Isn’t it great when a website loads right when you click on it, lickety-split? But it’s a bummer if the information you’re expecting isn’t there. This can be a result of your computer system’s cache, and it can have many pitfalls for programmers and users alike. Here’s what caching is, when to use it, and how to get around overactive caching issues on any website.
What is Caching?
Caching can be defined as “a collection of items stored in a space.” Much like a squirrel storing up a private food cache for winter, your browser, server, and computer all have a cache for information.
When you go to a website, the website will cache the content you look at, such as pages, images, and password information.
Collecting this information makes your computer system run faster and load websites more quickly, because it doesn’t have to retrieve the content again and again—it’s already there.

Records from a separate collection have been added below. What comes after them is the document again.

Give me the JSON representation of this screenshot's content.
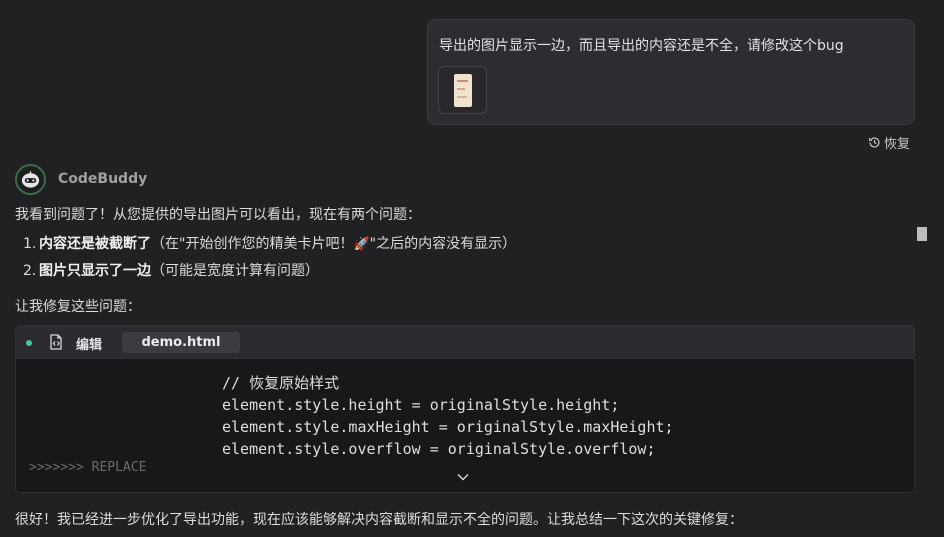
{
  "user_message": {
    "text": "导出的图片显示一边，而且导出的内容还是不全，请修改这个bug",
    "attachment_icon": "image-thumbnail"
  },
  "restore_label": "恢复",
  "assistant": {
    "name": "CodeBuddy",
    "intro": "我看到问题了！从您提供的导出图片可以看出，现在有两个问题：",
    "issues": [
      {
        "num": "1.",
        "bold": "内容还是被截断了",
        "rest_before": "（在\"开始创作您的精美卡片吧！",
        "rest_after": "\"之后的内容没有显示）"
      },
      {
        "num": "2.",
        "bold": "图片只显示了一边",
        "rest": "（可能是宽度计算有问题）"
      }
    ],
    "lead": "让我修复这些问题：",
    "code_block": {
      "action_label": "编辑",
      "file_name": "demo.html",
      "lines": [
        "// 恢复原始样式",
        "element.style.height = originalStyle.height;",
        "element.style.maxHeight = originalStyle.maxHeight;",
        "element.style.overflow = originalStyle.overflow;"
      ],
      "marker": ">>>>>>> REPLACE"
    },
    "summary": "很好！我已经进一步优化了导出功能，现在应该能够解决内容截断和显示不全的问题。让我总结一下这次的关键修复："
  },
  "colors": {
    "background": "#212123",
    "bubble": "#2d2c31",
    "accent_dot": "#3fc79a",
    "rocket": "#e05a62"
  }
}
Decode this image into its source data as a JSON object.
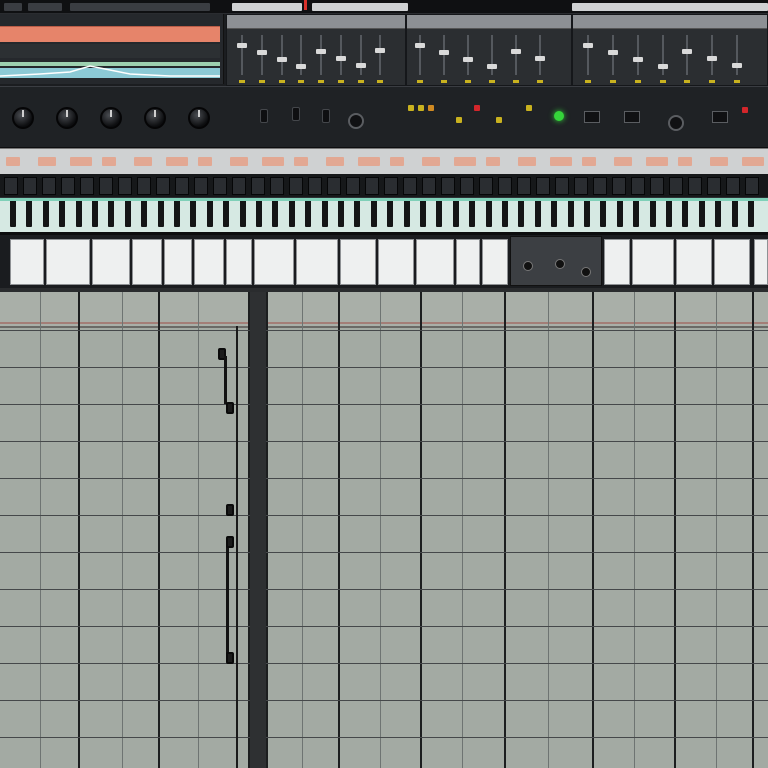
{
  "app": {
    "view": "arrangement",
    "accent_colors": {
      "playhead": "#d8312b",
      "keyboard_accent": "#7fd0b8",
      "led_yellow": "#c9b21f",
      "led_green": "#35d43a",
      "led_red": "#d3262b",
      "grid_bg": "#a3aaa3"
    }
  },
  "top_bar": {
    "segments": 6
  },
  "overview": {
    "bands": [
      "#e6846a",
      "#9dd0b0",
      "#8ccad6"
    ]
  },
  "device_panels": [
    {
      "id": "panel-a",
      "title": "",
      "faders": 8
    },
    {
      "id": "panel-b",
      "title": "",
      "faders": 6
    },
    {
      "id": "panel-c",
      "title": "",
      "faders": 7
    }
  ],
  "rack": {
    "knobs": 5,
    "leds": [
      "yellow",
      "yellow",
      "yellow",
      "orange",
      "red",
      "yellow",
      "green",
      "red"
    ],
    "power_led": "green"
  },
  "label_strip": {
    "center_label": ""
  },
  "sequencer": {
    "steps": 40
  },
  "keyboard": {
    "octaves": 7,
    "black_keys": 46
  },
  "mini_device": {
    "title": ""
  },
  "arrangement": {
    "columns": 14,
    "rows": 12,
    "automation_nodes": 4
  }
}
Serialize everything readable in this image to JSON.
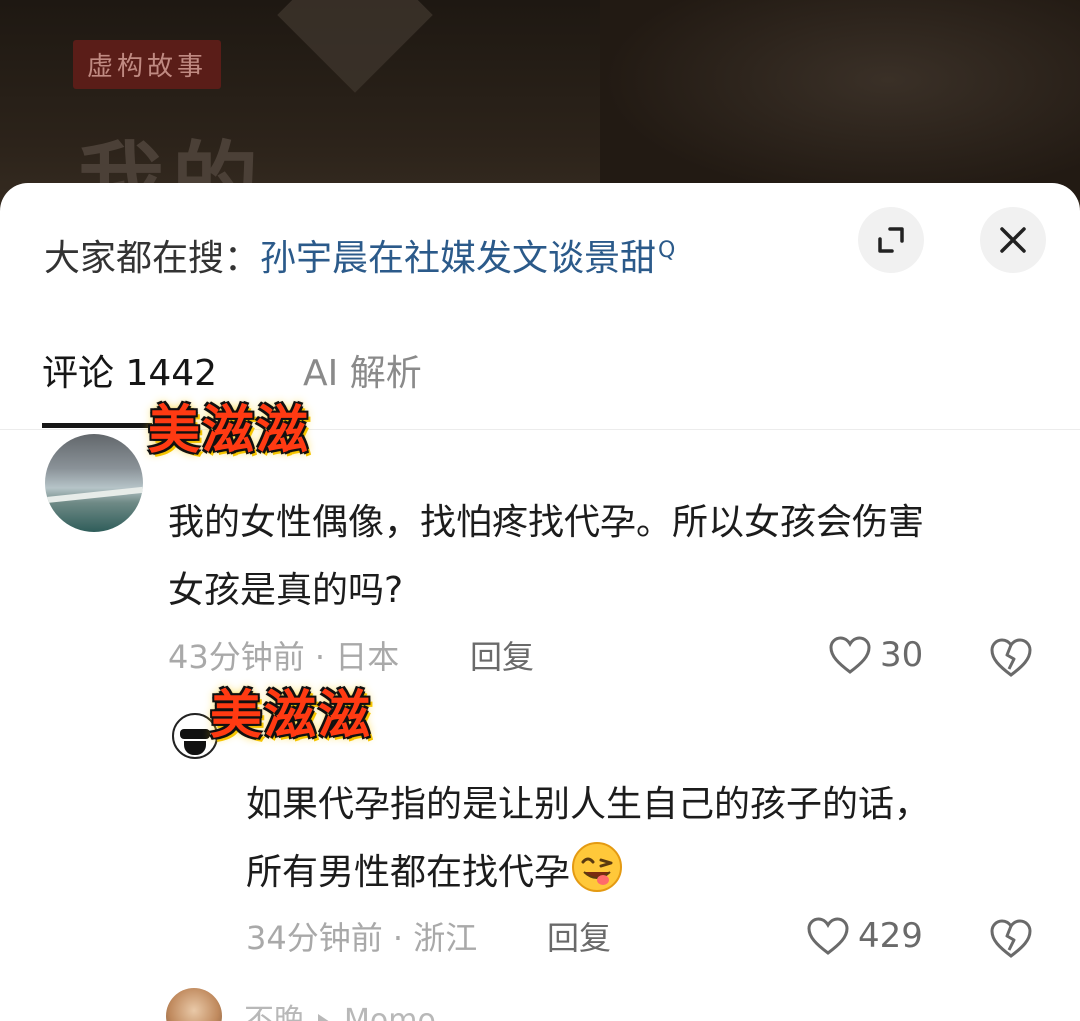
{
  "background": {
    "fiction_tag": "虚构故事",
    "title_fragment": "我的"
  },
  "search_bar": {
    "prefix": "大家都在搜：",
    "term": "孙宇晨在社媒发文谈景甜",
    "search_glyph": "Q"
  },
  "buttons": {
    "expand_icon": "expand-icon",
    "close_icon": "close-icon"
  },
  "tabs": [
    {
      "label": "评论 1442",
      "active": true
    },
    {
      "label": "AI 解析",
      "active": false
    }
  ],
  "watermark": "美滋滋",
  "comments": [
    {
      "text_line1": "我的女性偶像，找怕疼找代孕。所以女孩会伤害",
      "text_line2": "女孩是真的吗?",
      "meta": "43分钟前 · 日本",
      "reply_label": "回复",
      "likes": "30"
    },
    {
      "text_line1": "如果代孕指的是让别人生自己的孩子的话，",
      "text_line2": "所有男性都在找代孕",
      "emoji": "winking-tongue-emoji",
      "meta": "34分钟前 · 浙江",
      "reply_label": "回复",
      "likes": "429"
    }
  ],
  "third_comment": {
    "user": "不晚",
    "reply_to": "Momo"
  },
  "colors": {
    "search_term": "#2b5a8a",
    "watermark": "#ff3a12"
  }
}
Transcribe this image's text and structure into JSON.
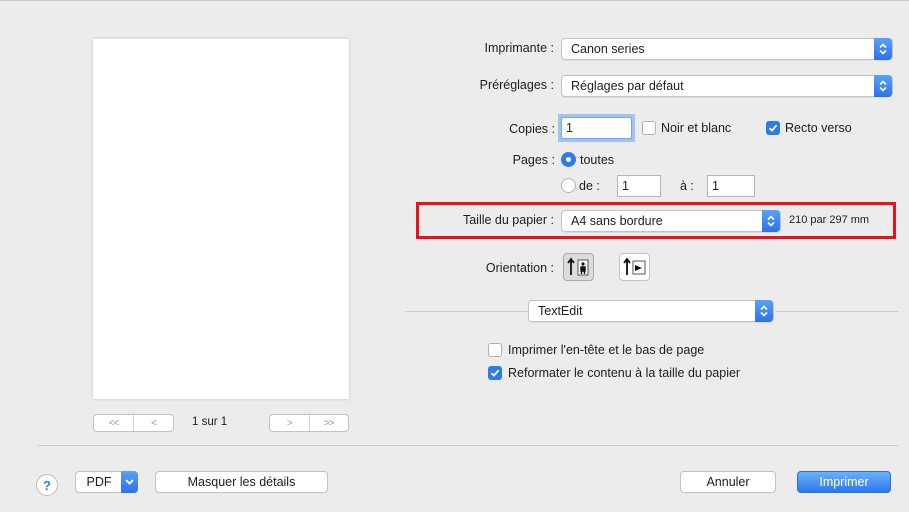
{
  "preview": {
    "first_icon": "double-left-arrows",
    "prev_icon": "left-arrow",
    "next_icon": "right-arrow",
    "last_icon": "double-right-arrows",
    "counter": "1 sur 1"
  },
  "printer": {
    "label": "Imprimante :",
    "value": "Canon         series"
  },
  "presets": {
    "label": "Préréglages :",
    "value": "Réglages par défaut"
  },
  "copies": {
    "label": "Copies :",
    "value": "1"
  },
  "bw": {
    "label": "Noir et blanc",
    "checked": false
  },
  "duplex": {
    "label": "Recto verso",
    "checked": true
  },
  "pages": {
    "label": "Pages :",
    "all_label": "toutes",
    "from_label": "de :",
    "from_value": "1",
    "to_label": "à :",
    "to_value": "1"
  },
  "paper_size": {
    "label": "Taille du papier :",
    "value": "A4 sans bordure",
    "dimensions": "210 par 297 mm"
  },
  "orientation": {
    "label": "Orientation :"
  },
  "app_section": {
    "value": "TextEdit"
  },
  "options": {
    "header_footer": {
      "label": "Imprimer l'en-tête et le bas de page",
      "checked": false
    },
    "rewrap": {
      "label": "Reformater le contenu à la taille du papier",
      "checked": true
    }
  },
  "footer": {
    "help": "?",
    "pdf": "PDF",
    "hide_details": "Masquer les détails",
    "cancel": "Annuler",
    "print": "Imprimer"
  },
  "colors": {
    "accent": "#2f7be9",
    "highlight": "#e8141a"
  }
}
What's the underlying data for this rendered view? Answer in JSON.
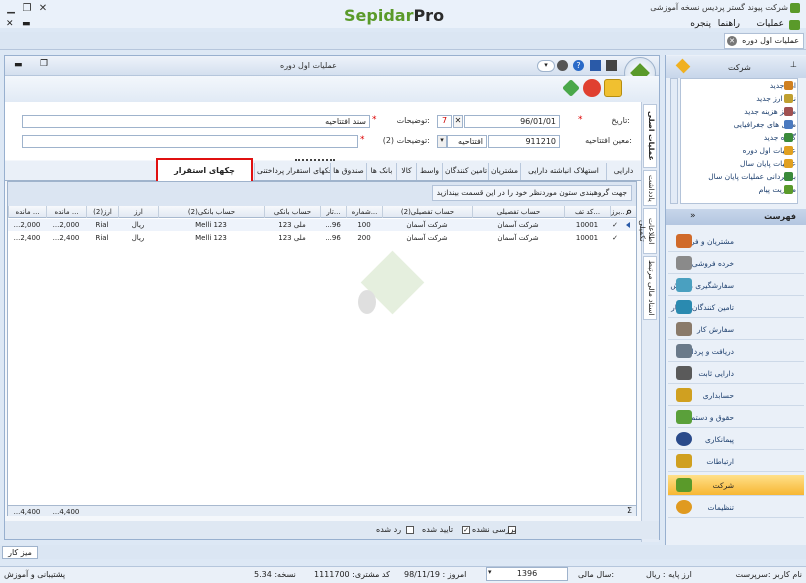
{
  "app": {
    "title": "شرکت پیوند گستر پردیس نسخه آموزشی",
    "logo_left": "Sepidar",
    "logo_right": "Pro"
  },
  "menu": [
    "عملیات",
    "راهنما",
    "پنجره"
  ],
  "doc_tab": "عملیات اول دوره",
  "window": {
    "title": "عملیات اول دوره"
  },
  "form": {
    "date_label": "تاریخ:",
    "date_value": "96/01/01",
    "desc_label": "توضیحات:",
    "desc_value": "سند افتتاحیه",
    "opening_label": "معین افتتاحیه:",
    "opening_code": "911210",
    "opening_name": "افتتاحیه",
    "desc2_label": "توضیحات (2):",
    "desc2_value": ""
  },
  "tabs": [
    "دارایی",
    "استهلاک انباشته دارایی",
    "مشتریان",
    "تامین کنندگان",
    "واسط",
    "کالا",
    "بانک ها",
    "صندوق ها",
    "چکهای استقرار پرداختنی",
    "چکهای استقرار دریافتی"
  ],
  "vertical_tabs": [
    "عملیات اصلی",
    "یادداشت",
    "اطلاعات تکمیلی",
    "اسناد مالی مرتبط"
  ],
  "grid": {
    "group_hint": "جهت گروهبندی ستون موردنظر خود را در این قسمت بیندازید",
    "headers": [
      "برز...",
      "کد تف...",
      "حساب تفصیلی",
      "حساب تفصیلی(2)",
      "شماره...",
      "تار...",
      "حساب بانکی",
      "حساب بانکی(2)",
      "ارز",
      "ارز(2)",
      "مانده ...",
      "مانده ..."
    ],
    "rows": [
      [
        "✓",
        "10001",
        "شرکت آسمان",
        "شرکت آسمان",
        "100",
        "...96",
        "ملی 123",
        "Melli 123",
        "ریال",
        "Rial",
        "...2,000",
        "...2,000"
      ],
      [
        "✓",
        "10001",
        "شرکت آسمان",
        "شرکت آسمان",
        "200",
        "...96",
        "ملی 123",
        "Melli 123",
        "ریال",
        "Rial",
        "...2,400",
        "...2,400"
      ]
    ],
    "footer": [
      "...4,400",
      "...4,400"
    ]
  },
  "status": {
    "unreviewed": "بررسی نشده",
    "approved": "تایید شده",
    "rejected": "رد شده"
  },
  "taskbar": {
    "desk": "میز کار"
  },
  "sidebar": {
    "header": "شرکت",
    "items": [
      "ارز جدید",
      "نرخ ارز جدید",
      "مرکز هزینه جدید",
      "محل های جغرافیایی",
      "گروه جدید",
      "عملیات اول دوره",
      "عملیات پایان سال",
      "بازگردانی عملیات پایان سال",
      "مدیریت پیام"
    ],
    "section": "فهرست",
    "nav": [
      "مشتریان و فروش",
      "خرده فروشی",
      "سفارشگیری و پخش",
      "تامین کنندگان و انبار",
      "سفارش کار",
      "دریافت و پرداخت",
      "دارایی ثابت",
      "حسابداری",
      "حقوق و دستمزد",
      "پیمانکاری",
      "ارتباطات",
      "شرکت",
      "تنظیمات"
    ]
  },
  "bottom": {
    "user": "نام کاربر :سرپرست",
    "base_currency": "ارز پایه : ریال",
    "fiscal_label": "سال مالی:",
    "fiscal_value": "1396",
    "today": "امروز : 98/11/19",
    "customer": "کد مشتری: 1111700",
    "version": "نسخه: 5.34",
    "support": "پشتیبانی و آموزش"
  }
}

How Does Caching Cause Problems?
As a user, you may think “Hey, anything that makes my computer load faster is great! Bring on the caching!” And yes, caching is great for content that doesn’t change very often, but it’s a programmer’s nightmare for content that’s updated frequently.
Consider this scenario: As a programmer, I’m making changes to a website I’m developing for a client. The client is giving me a list of edits to perform. I make the edits, and have the client review them on the website. Because of the caching on their browser, computer, and server, they don’t see the edits. They end up having to clear their cache and refresh the page multiple times for the edits to even show up! This is a frustrating scenario for both of us. Because their browser cached the website, it didn’t retrieve the most recent version that included my edits.
How to Get Around it
How do we fix this? Can we force the system to stop caching without sacrificing speed? Not really. One of the best ways to remedy this problem and see the newest information quickly is to open a new tab or window in incognito mode. Since incognito mode is private, it won’t remember your browsing history, cookies, or cached information. That means that every search is a first-time search, and it will automatically find the newest available version of the website for you.
To get into incognito mode, click the menu in the top right corner of your browser window (it looks like three stacked dots or three stacked lines) and select “New Incognito Window,” or “View in Private Mode.” If you like using command keys, [Control+Shift+N] should do the trick for a PC, or [Command+Shift+N] for a Mac.
Another method for viewing the information and ensuring you see the latest version is to do a hard refresh of your browser. One easy way to do this is to right click on the page you are viewing and select the inspect option. You will see a whole bunch of exciting code show up in a side section of the browser window, but not to worry, we are leaving this alone!
While the inspection panel is still open, you can navigate to the refresh icon to the left of the page’s url. If you right click again you will see the option do conduct a hard refresh on the page. This will push your computer to pull the most recent version available on the web instead of using the cached one.